BRCH (16) : Bunga Tidur

Kamis, 1 Maret 2018

Semalam saya bermimpi sedang masak bersama seseorang. Lalu ketika bangun, sekonyong-konyongnya saya, malah bibir saya berkembang senyum-senyum sendiri tidak karuan. Hahaha. Walaupun memang misteri dan tidak perlu terlalu dini mencari-cari, berekspektasi terkadang menjadi hiburan tersendiri; selingan segar di tengah kepenatan rutinitas. Tenang saja, saya akan tetap bahagia dengan merdeka.

Walau demikian, saya cukup bersedih sebab Tahajjud dan Dhuha saya lewat. Setan memang layak disalahkan atas segala tipu dayanya. Namun tekad dan azzam saya yang lembek lebih pantas untuk disalahkan. Kalau begini terus bagaimana saya dapat membuktikan bahwa saya beanr-benar mencintai-Mu?

Saya jadi teringat suatu ketika pernah membaca Buku “Manajemen Qolbu” di Perpustakaan Mu’allimin. Tentu saja, tidak semua orang biasa dapat bertemu dengan Raja. Hanya orang-orang pilihanlah yang dapat menikmati ‘perjumpaan’ dengan Raja dalam waktu-waktu istimewa. Astaghfirulloh wa Atubu ilaika ya Rabb.



Jum’at, 2 Maret 2018

Malam ini justru saya bermimpi tentang Ibnu Taimiyah dan karya monumentalnya Majmu’ Fatawa. Tidur pukul 02.45, ketika Mas Rais datang membangunkan subuh seolah yang terdengar ia bertutur tentang Majmu’ Fatawa. Barangkali mindset saya padanya sudah terlanjur bergambarkan saudiah. Haha.

Sebagaimana mimpi pada umumnya, untuk menceritakan kembali secara detail boleh dikata mustahil. Kita hanya dapat mendapati bekasnya yang sesekali berceceran di sudut ingatan kita. Pada intinya kecenderungan mimpi saya bukan pada menolak atau bahkan menjauhinya. Justru dorongan kuat untuk memiliki dan memahaminya pelan-pelan. Pun tidak dapat disimpulkan bahwa ini hidayah seoalah saya Neo-Abu Hasan Al Asy’ari. Hehe.

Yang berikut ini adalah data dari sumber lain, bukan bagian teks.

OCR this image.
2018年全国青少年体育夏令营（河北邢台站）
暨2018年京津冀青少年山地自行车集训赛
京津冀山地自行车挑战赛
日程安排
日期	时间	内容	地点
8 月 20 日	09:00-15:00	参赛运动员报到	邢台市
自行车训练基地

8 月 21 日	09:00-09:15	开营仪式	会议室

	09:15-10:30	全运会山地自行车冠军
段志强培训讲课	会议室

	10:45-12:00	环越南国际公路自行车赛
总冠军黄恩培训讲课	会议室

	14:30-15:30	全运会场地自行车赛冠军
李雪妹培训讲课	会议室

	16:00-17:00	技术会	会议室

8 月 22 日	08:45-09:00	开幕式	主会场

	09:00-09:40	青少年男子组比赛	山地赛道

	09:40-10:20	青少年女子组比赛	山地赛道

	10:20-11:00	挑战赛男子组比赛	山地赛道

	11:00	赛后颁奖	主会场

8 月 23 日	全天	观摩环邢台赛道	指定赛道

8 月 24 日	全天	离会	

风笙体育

Di Mesir sendiri pandangan terhadap Ibnu Taimiyah relatif di jauhi terutama oleh Al-Azhar dan lebih utamanya dalam bidang Aqidah. Pasalnya beberapa fahamnya cenderung menyerang Asy’ari sebagai faham yang berkembang disini. Tidak heran bila terkadang mahasiswa Al Azhar menyerang balik faham ulama saudi tersebut. Sayangnya terkadang tidak objektif sehingga berlebihan.
Patut kita teladani ialah Syekh Dr. Said Ramadhan Al Buthi, seorang ulama masyhur Suriah jebolan Al Azhar, ketika ditanya tentang Ibnu Taimiyah, beliau mengatakan “Tentu saja, beliau (Ibnu Taimiyah)) ulama yang ‘alim, cerdas, dan sangat saya hormati. Hanya saja ada beberapa fahamnya dalam Aqidah yang bermasalah,”

Namun saya tidak tertarik untuk menjauhinya. Di Mu’allimin dahulu kami diajarkan untuk tidak membenci sebelum mengerti. Maka pantang bagi saya mengambil sikap sebelum tau letak duduk persoalannya. Diantara wujudnya ialah dengan membacanya dan memahaminya, sementara agar sampai sana ialah dengan membeli kitabnya.

Sedihnya, hal tersebut susah untuk dilakukan. Belum  lama ini habis uang saya untuk membeli Kitab “Fathul Barii” 16 jilid. Kitab yang sedari Indonesia sudah saya idamkan tersebut seharga 850 EGP. Maka, bagaimana mungkin saya mau membeli langsung kitab mujaladah lagi? Hehe. Bismillah sambil berjalan insyaAllah.